Ghonim, who's at the intersection of Middle East democracy and online activism, cautions observers against second-guessing their support.
Wael Ghonim was a little-known 30-year-old Google exec when he launched a Facebook campaign to protest the death of an Egyptian blogger at the hands of security forces. But the effort propelled him to the forefront of Egypt's movement to overthrow dictator Hosni Mubarak last year. In his new memoir, Ghonim takes us inside the making of a modern revolution—and discusses activism, corruption, the Muslim Brotherhood, the Arab Spring, and his hopes for the future.

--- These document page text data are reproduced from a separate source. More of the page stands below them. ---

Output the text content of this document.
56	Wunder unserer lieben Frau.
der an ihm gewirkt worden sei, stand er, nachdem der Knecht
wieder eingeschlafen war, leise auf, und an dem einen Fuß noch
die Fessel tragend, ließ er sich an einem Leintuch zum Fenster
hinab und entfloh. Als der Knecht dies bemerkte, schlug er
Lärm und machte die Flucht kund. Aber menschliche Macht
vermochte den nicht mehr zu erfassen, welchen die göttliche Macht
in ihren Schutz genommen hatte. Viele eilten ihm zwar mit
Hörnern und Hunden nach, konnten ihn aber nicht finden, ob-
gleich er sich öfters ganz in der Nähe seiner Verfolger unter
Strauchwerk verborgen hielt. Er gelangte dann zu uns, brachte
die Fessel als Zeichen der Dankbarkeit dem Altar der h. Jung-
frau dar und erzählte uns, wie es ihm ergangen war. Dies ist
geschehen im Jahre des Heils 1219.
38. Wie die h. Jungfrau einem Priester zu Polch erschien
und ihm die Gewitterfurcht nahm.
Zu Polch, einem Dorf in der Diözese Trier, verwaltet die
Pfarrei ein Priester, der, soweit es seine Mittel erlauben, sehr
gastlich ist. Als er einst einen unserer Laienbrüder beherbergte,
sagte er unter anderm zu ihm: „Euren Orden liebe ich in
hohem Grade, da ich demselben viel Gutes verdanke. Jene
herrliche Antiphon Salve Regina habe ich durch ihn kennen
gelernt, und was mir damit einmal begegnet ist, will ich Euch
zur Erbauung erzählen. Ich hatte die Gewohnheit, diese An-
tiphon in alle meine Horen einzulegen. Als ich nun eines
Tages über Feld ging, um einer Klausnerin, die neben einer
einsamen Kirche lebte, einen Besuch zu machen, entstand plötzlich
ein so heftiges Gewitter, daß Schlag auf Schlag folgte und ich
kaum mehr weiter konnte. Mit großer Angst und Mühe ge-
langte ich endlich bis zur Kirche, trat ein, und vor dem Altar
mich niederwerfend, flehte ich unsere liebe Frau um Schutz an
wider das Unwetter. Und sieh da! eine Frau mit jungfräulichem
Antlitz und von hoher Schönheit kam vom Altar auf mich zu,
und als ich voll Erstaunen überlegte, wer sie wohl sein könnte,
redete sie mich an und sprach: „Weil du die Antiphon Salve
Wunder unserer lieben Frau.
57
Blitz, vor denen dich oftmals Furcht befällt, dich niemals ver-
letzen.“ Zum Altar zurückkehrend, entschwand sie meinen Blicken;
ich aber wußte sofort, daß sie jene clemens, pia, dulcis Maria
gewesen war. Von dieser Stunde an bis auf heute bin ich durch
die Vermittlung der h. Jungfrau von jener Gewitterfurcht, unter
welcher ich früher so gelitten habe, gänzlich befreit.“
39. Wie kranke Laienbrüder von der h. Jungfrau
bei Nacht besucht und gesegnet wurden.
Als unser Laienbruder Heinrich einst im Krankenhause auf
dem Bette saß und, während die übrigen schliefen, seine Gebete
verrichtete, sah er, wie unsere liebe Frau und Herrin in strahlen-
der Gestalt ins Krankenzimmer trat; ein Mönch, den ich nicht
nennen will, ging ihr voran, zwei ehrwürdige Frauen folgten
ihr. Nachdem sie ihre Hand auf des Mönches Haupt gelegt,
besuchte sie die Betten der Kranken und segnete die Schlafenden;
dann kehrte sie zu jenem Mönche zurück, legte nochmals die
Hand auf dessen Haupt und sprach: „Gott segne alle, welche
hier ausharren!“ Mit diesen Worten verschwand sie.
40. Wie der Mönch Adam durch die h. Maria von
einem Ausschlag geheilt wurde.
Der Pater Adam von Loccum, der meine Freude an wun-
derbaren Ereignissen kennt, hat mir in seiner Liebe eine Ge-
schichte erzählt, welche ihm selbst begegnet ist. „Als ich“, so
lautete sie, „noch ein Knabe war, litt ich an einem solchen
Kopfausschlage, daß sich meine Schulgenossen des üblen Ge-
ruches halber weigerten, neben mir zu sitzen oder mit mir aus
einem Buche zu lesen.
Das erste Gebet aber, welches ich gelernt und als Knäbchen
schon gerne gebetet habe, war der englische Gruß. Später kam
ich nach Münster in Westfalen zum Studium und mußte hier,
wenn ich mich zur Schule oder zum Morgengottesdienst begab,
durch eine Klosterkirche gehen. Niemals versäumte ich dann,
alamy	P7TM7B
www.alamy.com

In this clip, from a Library Foundation of Los Angeles event, he discusses Egypt's fledgling democracy and online activism with commentator and author Reza Aslan. While street protests rage in Egypt after soccer riots killed 70 last week—the most violent episode since Mubarak's ousting last year—Ghonim remains hopeful:
We wanted this country to change. It is happening. It is changing. But we are recovering from 60 years of military rule, 30 years of dictatorship. It's not going to go like this. [...] Let's always make sure that we see the whole sitautions as it is.\n
And Ghonim has words for Westerners who many be second-guessing their support for a revolution that could usher in a new wave of political Isalm in Egypt:
We need to honestly ask ourselves 'Do we really belief in democracy or not?' If [...] we believe in democracy as far as it brings those we like in power, that is not democracy. [...] If you start using the same arguments a dictator used to use, you are probably not doing the right thing.\n
Ghonim says that what he "cares about as an Egyptian at the moment" is building the core pieces of a democratic system, one that puts Egypt's future in the hands of its people, for better or worse.
Wael Ghonim's book Revolution 2.0: The Power of the People is Greater Than the People in Power, came out last month.